Ardından Batı’yı ve Batı akılcılığını eleştirerek şöyle konuştu: “Batı tarihi savaş ve şiddetle doludur. Yunan ve Roma savaşlarından Haçlı seferlerine, oradan da iki dünya savaşına kadar Batı sürekli sömürü, cinayet ve tahakküm içinde olmuştur. Amerika ise sadece elçilik bulundurmadığı ülkelerde darbe yapmamıştır; elçiliğinin bulunduğu her ülkede bir şekilde müdahale ya da darbe gerçekleştirmiştir.”

Hüccetü’l-İslâm ve’l-Müslimîn Hüsrevpenah sözlerine şöyle devam etti: “Modern Batı yalnızca çıkar merkezli akılcılık üzerine kurulmuştur. Bu akıl, hesapçı ve teorik bir akıldır; ancak âhiret aklı yoktur. Ölçüsü sadece dünyevî menfaatlerdir. Buna karşılık İrani-İslami kimlik hem geçim aklı, hem teorik akıl, hem de âhiret aklını birlikte barındırır.
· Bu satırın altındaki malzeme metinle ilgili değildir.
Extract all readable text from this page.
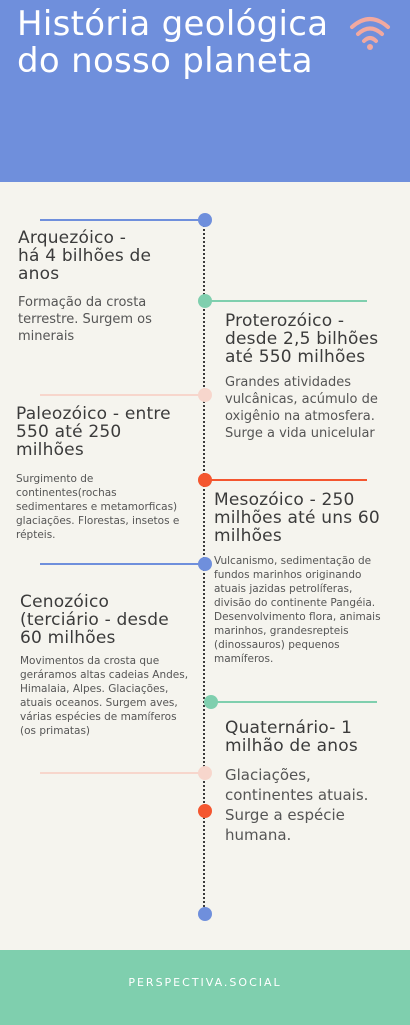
História geológica do nosso planeta
Arquezóico - há 4 bilhões de anos

Formação da crosta terrestre. Surgem os minerais

Proterozóico - desde 2,5 bilhões até 550 milhões

Grandes atividades vulcânicas, acúmulo de oxigênio na atmosfera. Surge a vida unicelular

Paleozóico - entre 550 até 250 milhões

Surgimento de continentes(rochas sedimentares e metamorficas) glaciações. Florestas, insetos e répteis.

Mesozóico - 250 milhões até uns 60 milhões

Vulcanismo, sedimentação de fundos marinhos originando atuais jazidas petrolíferas, divisão do continente Pangéia. Desenvolvimento flora, animais marinhos, grandesrepteis (dinossauros) pequenos mamíferos.

Cenozóico (terciário - desde 60 milhões

Movimentos da crosta que geráramos altas cadeias Andes, Himalaia, Alpes. Glaciações, atuais oceanos. Surgem aves, várias espécies de mamíferos (os primatas)	Quaternário- 1 milhão de anos

Glaciações, continentes atuais. Surge a espécie humana.

PERSPECTIVA.SOCIAL
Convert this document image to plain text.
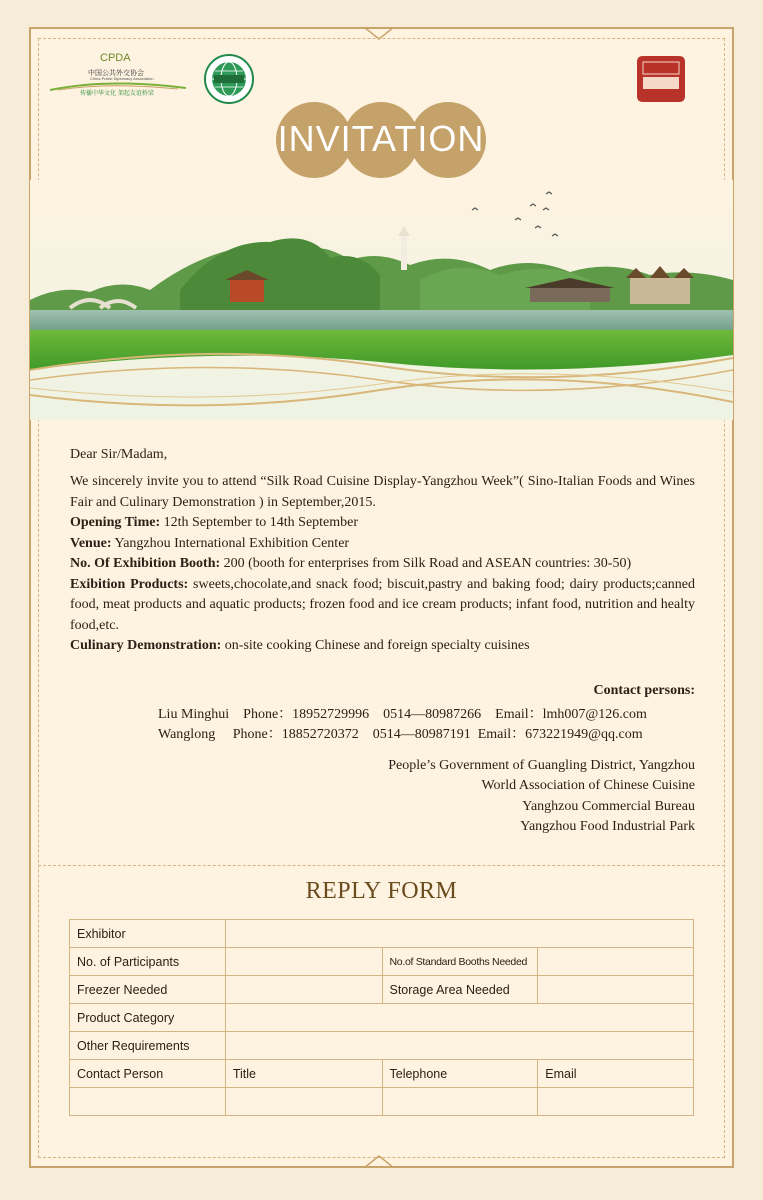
CPDA
中国公共外交协会
China Public Diplomacy Association
传播中华文化 架起友谊桥梁
INVITATION
Dear Sir/Madam,
We sincerely invite you to attend “Silk Road Cuisine Display-Yangzhou Week”( Sino-Italian Foods and Wines Fair and Culinary Demonstration ) in September,2015.
Opening Time: 12th September to 14th September
Venue: Yangzhou International Exhibition Center
No. Of Exhibition Booth: 200 (booth for enterprises from Silk Road and ASEAN countries: 30-50)
Exibition Products: sweets,chocolate,and snack food; biscuit,pastry and baking food; dairy products;canned food, meat products and aquatic products; frozen food and ice cream products; infant food, nutrition and healty food,etc.
Culinary Demonstration: on-site cooking Chinese and foreign specialty cuisines
Contact persons:
Liu Minghui    Phone：18952729996    0514—80987266    Email：lmh007@126.com
Wanglong     Phone：18852720372    0514—80987191  Email：673221949@qq.com
People’s Government of Guangling District, Yangzhou
World Association of Chinese Cuisine
Yanghzou Commercial Bureau
Yangzhou Food Industrial Park
REPLY FORM
Exhibitor			
No. of Participants		No.of Standard Booths Needed	
Freezer Needed		Storage Area Needed	
Product Category			
Other Requirements			
Contact Person	Title	Telephone	Email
Bu nedenle bizim kararlarımız âhiret merkezlidir.”

Hüccetü’l-İslâm Hüsrevpenah, Yüce Rehber’in “İran atom bombası üretmeyecek, ama nükleer bilimi geliştirecektir” sözlerine atıfta bulunarak şöyle dedi: “İslâm Cumhuriyeti, %3,5, %20 hatta %60 oranında zenginleştirme yaparken, amacı bomba üretmek değil; elektrik üretimi, ilaç sanayisi ve denizcilik teknolojilerinde gelişme sağlamaktır. İşte bu, âhiret aklıdır; çünkü bu tür kararlar değerleri ve ahlakı siyasî ve ilmî süreçlerin merkezine yerleştirir.”

Yüksek Kültür İnkılabı Konseyi Genel Sekreteri şu vurguyu yaptı: “Bizimle Batı arasındaki fark tam olarak bu noktadadır. Batı yalnızca geçim aklına sahiptir; oysa İranlılar âhiret aklını hem teorik akıl hem de geçim aklı ile birleştirmiştir. Bu felsefî, kültürel ve pratik fark İran’ın hem ulusal hem de uluslararası düzeydeki karar ve politikalarının doğasını belirlemektedir.”

Hüccetü’l-İslâm Hüsrevpenah, İran ile Batı arasındaki ilişkiyi değerlendirmede yapılan yanlış algılara da değinerek şöyle dedi: “Bazen bazıları sanıyor ki Batı tek parça, yekvücut bir bütündür; biz ya onu tamamen kabul etmeliyiz ya da tümüyle reddetmeliyiz. Oysa Batı, birbirinden farklı parçalardan oluşan bir bütündür ve onu bölünmez, homojen bir yapı olarak görmek hatalıdır. Ben Batı’nın yekpare bir bütün olduğuna inanmıyorum.”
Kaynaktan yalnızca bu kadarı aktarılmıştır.